- Film poster
- Directed by: Richard Owen
- Starring: Olivia Glynn; Kaily Smith; Justin Sheridan; Adam Drummond; Ty Butler; William Turner; Renee Pallister; Brad Clark; Rob Minister;
- Cinematography: Alexis Castagna
- Music by: Ric Formosa
- Distributed by: 330 Media
- Release date: 29 October 2015;
- Running time: 93 minutes
- Country: Australia
- Language: English
- Budget: $500,000

= Stakes (2015 film) =

Stakes is a 2015 Australian drama film directed by Richard Owen. It follows the journey of a young aspiring thoroughbred trainer to fill the shoes of her recently deceased father, while battling a corrupt establishment, fraught with unethical competitors and submersed in the criminal element of the horse racing industry. The film stars many local actors from the Riverina region. It is the second feature film to be set in the city of Wagga Wagga.

==Production==
The film was predominantly shot in Wagga Wagga, though some scenes were shot in Albury and Junee.

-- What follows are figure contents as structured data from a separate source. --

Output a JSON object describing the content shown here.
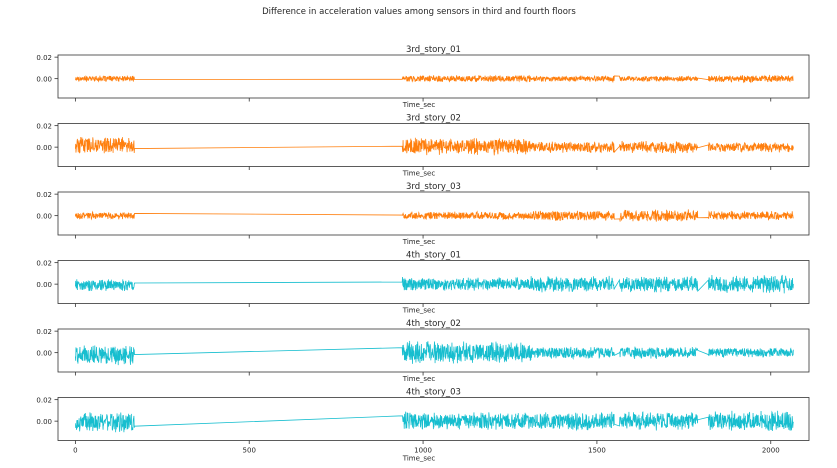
{
  "figure_title": "Difference in acceleration values among sensors in third and fourth floors",
  "chart_data": [
    {
      "type": "line",
      "title": "3rd_story_01",
      "xlabel": "Time_sec",
      "ylabel": "",
      "color": "#ff7f0e",
      "xlim": [
        -50,
        2110
      ],
      "ylim": [
        -0.018,
        0.022
      ],
      "yticks": [
        0.0,
        0.02
      ],
      "ytick_labels": [
        "0.00",
        "0.02"
      ],
      "show_xtick_labels": false,
      "segments": [
        {
          "x_start": 0,
          "x_end": 170,
          "amplitude": 0.003,
          "offset": 0.0
        },
        {
          "x_start": 940,
          "x_end": 1310,
          "amplitude": 0.0035,
          "offset": 0.0
        },
        {
          "x_start": 1310,
          "x_end": 1550,
          "amplitude": 0.003,
          "offset": 0.0
        },
        {
          "x_start": 1565,
          "x_end": 1790,
          "amplitude": 0.0028,
          "offset": 0.0
        },
        {
          "x_start": 1820,
          "x_end": 2065,
          "amplitude": 0.0035,
          "offset": 0.0
        }
      ]
    },
    {
      "type": "line",
      "title": "3rd_story_02",
      "xlabel": "Time_sec",
      "ylabel": "",
      "color": "#ff7f0e",
      "xlim": [
        -50,
        2110
      ],
      "ylim": [
        -0.018,
        0.022
      ],
      "yticks": [
        0.0,
        0.02
      ],
      "ytick_labels": [
        "0.00",
        "0.02"
      ],
      "show_xtick_labels": false,
      "segments": [
        {
          "x_start": 0,
          "x_end": 170,
          "amplitude": 0.008,
          "offset": 0.002
        },
        {
          "x_start": 940,
          "x_end": 1310,
          "amplitude": 0.009,
          "offset": 0.001
        },
        {
          "x_start": 1310,
          "x_end": 1550,
          "amplitude": 0.006,
          "offset": 0.0
        },
        {
          "x_start": 1565,
          "x_end": 1790,
          "amplitude": 0.006,
          "offset": 0.0
        },
        {
          "x_start": 1820,
          "x_end": 2065,
          "amplitude": 0.005,
          "offset": 0.0
        }
      ]
    },
    {
      "type": "line",
      "title": "3rd_story_03",
      "xlabel": "Time_sec",
      "ylabel": "",
      "color": "#ff7f0e",
      "xlim": [
        -50,
        2110
      ],
      "ylim": [
        -0.018,
        0.022
      ],
      "yticks": [
        0.0,
        0.02
      ],
      "ytick_labels": [
        "0.00",
        "0.02"
      ],
      "show_xtick_labels": false,
      "segments": [
        {
          "x_start": 0,
          "x_end": 170,
          "amplitude": 0.0035,
          "offset": 0.0
        },
        {
          "x_start": 940,
          "x_end": 1310,
          "amplitude": 0.004,
          "offset": 0.0
        },
        {
          "x_start": 1310,
          "x_end": 1550,
          "amplitude": 0.005,
          "offset": 0.0
        },
        {
          "x_start": 1565,
          "x_end": 1790,
          "amplitude": 0.006,
          "offset": 0.0
        },
        {
          "x_start": 1820,
          "x_end": 2065,
          "amplitude": 0.0045,
          "offset": 0.0
        }
      ]
    },
    {
      "type": "line",
      "title": "4th_story_01",
      "xlabel": "Time_sec",
      "ylabel": "",
      "color": "#17becf",
      "xlim": [
        -50,
        2110
      ],
      "ylim": [
        -0.018,
        0.022
      ],
      "yticks": [
        0.0,
        0.02
      ],
      "ytick_labels": [
        "0.00",
        "0.02"
      ],
      "show_xtick_labels": false,
      "segments": [
        {
          "x_start": 0,
          "x_end": 170,
          "amplitude": 0.006,
          "offset": -0.001
        },
        {
          "x_start": 940,
          "x_end": 1310,
          "amplitude": 0.007,
          "offset": 0.0
        },
        {
          "x_start": 1310,
          "x_end": 1550,
          "amplitude": 0.008,
          "offset": 0.0
        },
        {
          "x_start": 1565,
          "x_end": 1790,
          "amplitude": 0.008,
          "offset": 0.0
        },
        {
          "x_start": 1820,
          "x_end": 2065,
          "amplitude": 0.009,
          "offset": 0.0
        }
      ]
    },
    {
      "type": "line",
      "title": "4th_story_02",
      "xlabel": "Time_sec",
      "ylabel": "",
      "color": "#17becf",
      "xlim": [
        -50,
        2110
      ],
      "ylim": [
        -0.018,
        0.022
      ],
      "yticks": [
        0.0,
        0.02
      ],
      "ytick_labels": [
        "0.00",
        "0.02"
      ],
      "show_xtick_labels": false,
      "segments": [
        {
          "x_start": 0,
          "x_end": 170,
          "amplitude": 0.01,
          "offset": -0.002
        },
        {
          "x_start": 940,
          "x_end": 1310,
          "amplitude": 0.011,
          "offset": 0.0
        },
        {
          "x_start": 1310,
          "x_end": 1550,
          "amplitude": 0.006,
          "offset": 0.0
        },
        {
          "x_start": 1565,
          "x_end": 1790,
          "amplitude": 0.006,
          "offset": 0.0
        },
        {
          "x_start": 1820,
          "x_end": 2065,
          "amplitude": 0.005,
          "offset": 0.0
        }
      ]
    },
    {
      "type": "line",
      "title": "4th_story_03",
      "xlabel": "Time_sec",
      "ylabel": "",
      "color": "#17becf",
      "xlim": [
        -50,
        2110
      ],
      "ylim": [
        -0.018,
        0.022
      ],
      "yticks": [
        0.0,
        0.02
      ],
      "ytick_labels": [
        "0.00",
        "0.02"
      ],
      "show_xtick_labels": true,
      "xticks": [
        0,
        500,
        1000,
        1500,
        2000
      ],
      "xtick_labels": [
        "0",
        "500",
        "1000",
        "1500",
        "2000"
      ],
      "segments": [
        {
          "x_start": 0,
          "x_end": 170,
          "amplitude": 0.01,
          "offset": -0.001
        },
        {
          "x_start": 940,
          "x_end": 1310,
          "amplitude": 0.009,
          "offset": 0.0
        },
        {
          "x_start": 1310,
          "x_end": 1550,
          "amplitude": 0.009,
          "offset": 0.0
        },
        {
          "x_start": 1565,
          "x_end": 1790,
          "amplitude": 0.009,
          "offset": 0.0
        },
        {
          "x_start": 1820,
          "x_end": 2065,
          "amplitude": 0.01,
          "offset": 0.0
        }
      ]
    }
  ]
}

It was filmed over 6–8 months in 2014 and was set to be released in time for the 2014 Melbourne Cup in October, however, it was pushed back to the following year's Melbourne Cup.

== Release ==
Stakes premiered 29 October 2015 at The Arts Centre Gold Coast and in the city of Wagga Wagga. The film was released simultaneously in cinemas around Australia.